In a paper that is bound to generate controversy, three University of Pennsylvania bioethicists argue in a medical journal this week for the return of the mental asylum.

The nation, they say, has too few inpatient beds for people with serious mental illnesses. As a result, very sick people are winding up homeless or in prison, nursing homes, and hospital emergency departments.

Dominic Sisti, director of Penn's Scattergood Program for the Applied Ethics of Behavioral Healthcare and lead author of the new paper, used words like appalling and shocking to describe the current state of affairs, which he sees as both morally wrong and financially shortsighted.

His article, titled "Improving Long-term Psychiatric Care, Bring Back the Asylum," appeared in Tuesday's Journal of the American Medical Association. It was coauthored by Andrea Segal and bioethics department chair Ezekiel Emanuel, who recently explored the downside of old age in another attention-grabbing essay, "Why I Hope to Die at 75."

Sisti said their use of the word asylum wasn't meant to be "intentionally provocative."

"We're hoping to reappropriate the term to get back to its original meaning, which is a place of safety, sanctuary, and healing, or at least dignified healing for people who are very sick."

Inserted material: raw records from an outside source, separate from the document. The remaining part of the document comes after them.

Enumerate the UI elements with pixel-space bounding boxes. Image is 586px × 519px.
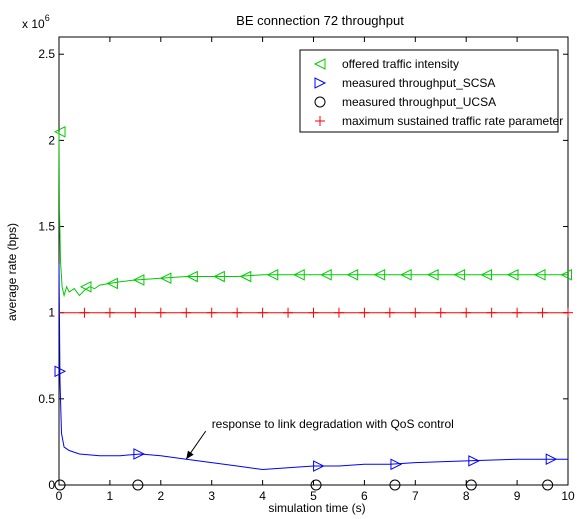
- series-maximum-sustained-traffic-rate-parameter-point: [537, 307, 548, 318]
- series-maximum-sustained-traffic-rate-parameter-point: [384, 307, 395, 318]
- y-tick-label: 2.5: [38, 47, 55, 61]
- legend-marker: [314, 77, 327, 89]
- series-offered-traffic-intensity-point: [346, 268, 359, 281]
- x-tick-label: 8: [463, 489, 470, 503]
- series-offered-traffic-intensity-point: [266, 268, 279, 281]
- series-maximum-sustained-traffic-rate-parameter-point: [181, 307, 192, 318]
- series-maximum-sustained-traffic-rate-parameter-point: [333, 307, 344, 318]
- series-measured-throughput-ucsa-point: [389, 479, 401, 491]
- series-maximum-sustained-traffic-rate-parameter-point: [104, 307, 115, 318]
- legend-label: measured throughput_SCSA: [342, 76, 495, 90]
- x-tick-label: 5: [310, 489, 317, 503]
- series-offered-traffic-intensity-point: [400, 268, 412, 281]
- series-offered-traffic-intensity-point: [79, 281, 92, 293]
- y-multiplier: x 106: [22, 13, 50, 31]
- series-maximum-sustained-traffic-rate-parameter-point: [359, 307, 370, 318]
- annotation-arrow-head: [186, 450, 194, 460]
- legend: offered traffic intensity measured throug…: [299, 49, 563, 133]
- y-tick-label: 0.5: [38, 392, 55, 406]
- x-tick-label: 4: [259, 489, 266, 503]
- series-measured-throughput-ucsa-point: [542, 479, 554, 491]
- y-multiplier-exponent: 6: [45, 13, 50, 23]
- series-measured-throughput-scsa-point: [545, 453, 558, 465]
- series-measured-throughput-scsa-point: [313, 460, 325, 472]
- series-measured-throughput-scsa-line: [58, 264, 568, 471]
- y-tick-label: 0: [48, 478, 55, 492]
- series-measured-throughput-ucsa-point: [54, 479, 66, 491]
- legend-marker: [315, 116, 325, 126]
- series-maximum-sustained-traffic-rate-parameter-point: [130, 307, 141, 318]
- series-measured-throughput-scsa-point: [54, 365, 67, 378]
- y-axis-label: average rate (bps): [5, 223, 19, 321]
- x-tick-label: 6: [361, 489, 368, 503]
- legend-label: measured throughput_UCSA: [342, 95, 496, 109]
- legend-marker: [313, 58, 326, 70]
- series-measured-throughput-scsa-point: [390, 458, 403, 471]
- series-offered-traffic-intensity-point: [239, 270, 252, 283]
- series-maximum-sustained-traffic-rate-parameter-point: [486, 307, 497, 318]
- series-measured-throughput-ucsa-point: [465, 479, 477, 491]
- series-maximum-sustained-traffic-rate-parameter-point: [79, 307, 90, 318]
- series-maximum-sustained-traffic-rate-parameter-point: [308, 307, 319, 318]
- series-maximum-sustained-traffic-rate-parameter-point: [410, 307, 421, 318]
- legend-label: offered traffic intensity: [342, 57, 459, 71]
- series-offered-traffic-intensity-point: [213, 270, 225, 283]
- legend-box: [299, 49, 559, 133]
- x-tick-label: 7: [412, 489, 419, 503]
- series-maximum-sustained-traffic-rate-parameter-point: [435, 307, 446, 318]
- series-offered-traffic-intensity-point: [293, 268, 305, 281]
- series-maximum-sustained-traffic-rate-parameter-point: [206, 307, 217, 318]
- x-tick-label: 10: [561, 489, 575, 503]
- series-offered-traffic-intensity-point: [533, 268, 546, 281]
- chart-title: BE connection 72 throughput: [236, 13, 404, 28]
- series-offered-traffic-intensity-point: [560, 268, 572, 281]
- plot-area: 0 1 2 3 4 5 6 7 8 9 10 0 0.5 1 1.5 2 2.5: [38, 36, 575, 503]
- x-tick-label: 0: [56, 489, 63, 503]
- series-maximum-sustained-traffic-rate-parameter-point: [232, 307, 243, 318]
- series-maximum-sustained-traffic-rate-parameter-point: [563, 307, 573, 318]
- series-offered-traffic-intensity-point: [106, 277, 118, 290]
- legend-label: maximum sustained traffic rate parameter: [342, 114, 563, 128]
- x-tick-label: 3: [208, 489, 215, 503]
- x-axis-label: simulation time (s): [268, 501, 365, 515]
- series-measured-throughput-scsa-point: [468, 455, 480, 467]
- series-maximum-sustained-traffic-rate-parameter-point: [257, 307, 268, 318]
- series-offered-traffic-intensity-point: [453, 268, 466, 281]
- x-tick-label: 9: [514, 489, 521, 503]
- series-measured-throughput-ucsa-point: [310, 479, 322, 491]
- legend-marker: [314, 96, 326, 108]
- annotations: response to link degradation with QoS co…: [185, 417, 454, 460]
- y-multiplier-base: x 10: [22, 17, 45, 31]
- series-offered-traffic-intensity-point: [506, 268, 519, 281]
- y-tick-label: 1.5: [38, 220, 55, 234]
- y-tick-label: 1: [48, 306, 55, 320]
- series-offered-traffic-intensity-point: [320, 268, 332, 281]
- series-offered-traffic-intensity-point: [53, 125, 66, 138]
- x-tick-label: 2: [157, 489, 164, 503]
- series-maximum-sustained-traffic-rate-parameter-point: [512, 307, 523, 318]
- series-maximum-sustained-traffic-rate-parameter-point: [283, 307, 294, 318]
- y-tick-label: 2: [48, 133, 55, 147]
- annotation-text: response to link degradation with QoS co…: [212, 417, 454, 431]
- series-offered-traffic-intensity-point: [426, 268, 439, 281]
- series-maximum-sustained-traffic-rate-parameter-point: [155, 307, 166, 318]
- series-offered-traffic-intensity-point: [132, 274, 145, 286]
- x-tick-label: 1: [107, 489, 114, 503]
- series-offered-traffic-intensity-point: [159, 272, 172, 285]
- series-offered-traffic-intensity-point: [186, 270, 198, 283]
- series-maximum-sustained-traffic-rate-parameter-point: [461, 307, 472, 318]
- series-measured-throughput-scsa-point: [133, 448, 146, 460]
- series-offered-traffic-intensity-point: [373, 268, 386, 281]
- series-offered-traffic-intensity-point: [480, 268, 493, 281]
- series-measured-throughput-ucsa-point: [132, 479, 144, 491]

He said he anticipates some "pushback."

Michael Brody provides it. He is president and CEO of the Mental Health Association of Southeastern Pennsylvania, which has long advocated for community care for people with mental illnesses.

To him, the word asylum is "code for reinstitutionalization of people and segregating them," he said. "Ultimately what happens when these asylums are re-created is, people get lost, ignored, segregated, and forgotten. . . . They have no ticket back into the community."

He thinks government dollars would be better spent on alternatives like Pennsylvania's long-term structured residences (LTSRs). These smaller facilities provide structure and support, but allow closer ties to neighborhoods. Even the most seriously mentally ill usually do not need the level of care provided in hospitals all the time, Brody said.

He would also spend more on early identification and treatment of mental illness to prevent more serious problems.

In the essay, the Penn team said the number of patients in the country's state psychiatric facilities fell from 560,000 in 1955 to 45,000 as a result of the deinstitutionalization movement. The United States now has 14 public psychiatric beds per 100,000 people, the same as in 1850. On average, Sisti said, countries in the European Union have 50 beds per 100,000.

Pennsylvania has about 1,390 patients in its state psychiatric hospitals, with room for 1,450. The highest number on record was 35,000 inpatients in 1966. The New Jersey Department of Human Services did not respond to a request for information.

The bioethicists, who do not shrink from multi-syllable words, argue that what really happened was not deinstitutionalization but transinstitutionalization. That means that at least some residents of mental hospitals did not thrive in their communities, as hoped, but shifted to inappropriate institutions, most notably prisons.

"Prisons have become our largest mental health facility," Sisti said.

An estimated 10 million U.S. residents have serious mental illnesses, according to the article. And many of them - especially those with severe schizophrenia and bipolar disorder - cycle among the street, hospitals, and jails.

While it is clear that the country did not create enough community services, the ethicists argue that some seriously mentally ill people need inpatient care because they "cannot live alone, cannot care for themselves, or are a danger to themselves and others."

Sisti said it is very hard to calculate how much inappropriate care is costing or how many people should be in asylums. He thinks about one-third of people with schizophrenia need supervised long-term care. He defined that as at least 60 days.

He envisions asylums built in a campuslike environment with varying degrees of security. They would be "patient-centered and collaborative," and "modeled on the principles of the recovery movement, which emphasizes patient autonomy to the extent that that's possible."

He said long-term placement might require changes to policies governing when patients can be treated against their will.

As for the cost, the Penn team said a new state hospital in Worcester, Mass., has 320 private rooms and an annual budget of $60 million. That works out to $187,500 per patient. A state hospital in Michigan costs $260,000 per patient.

While he thinks the best argument for long-term treatment is a moral one, Sisti thinks it would also be more cost-effective in the long run, "even at a quarter-million a year."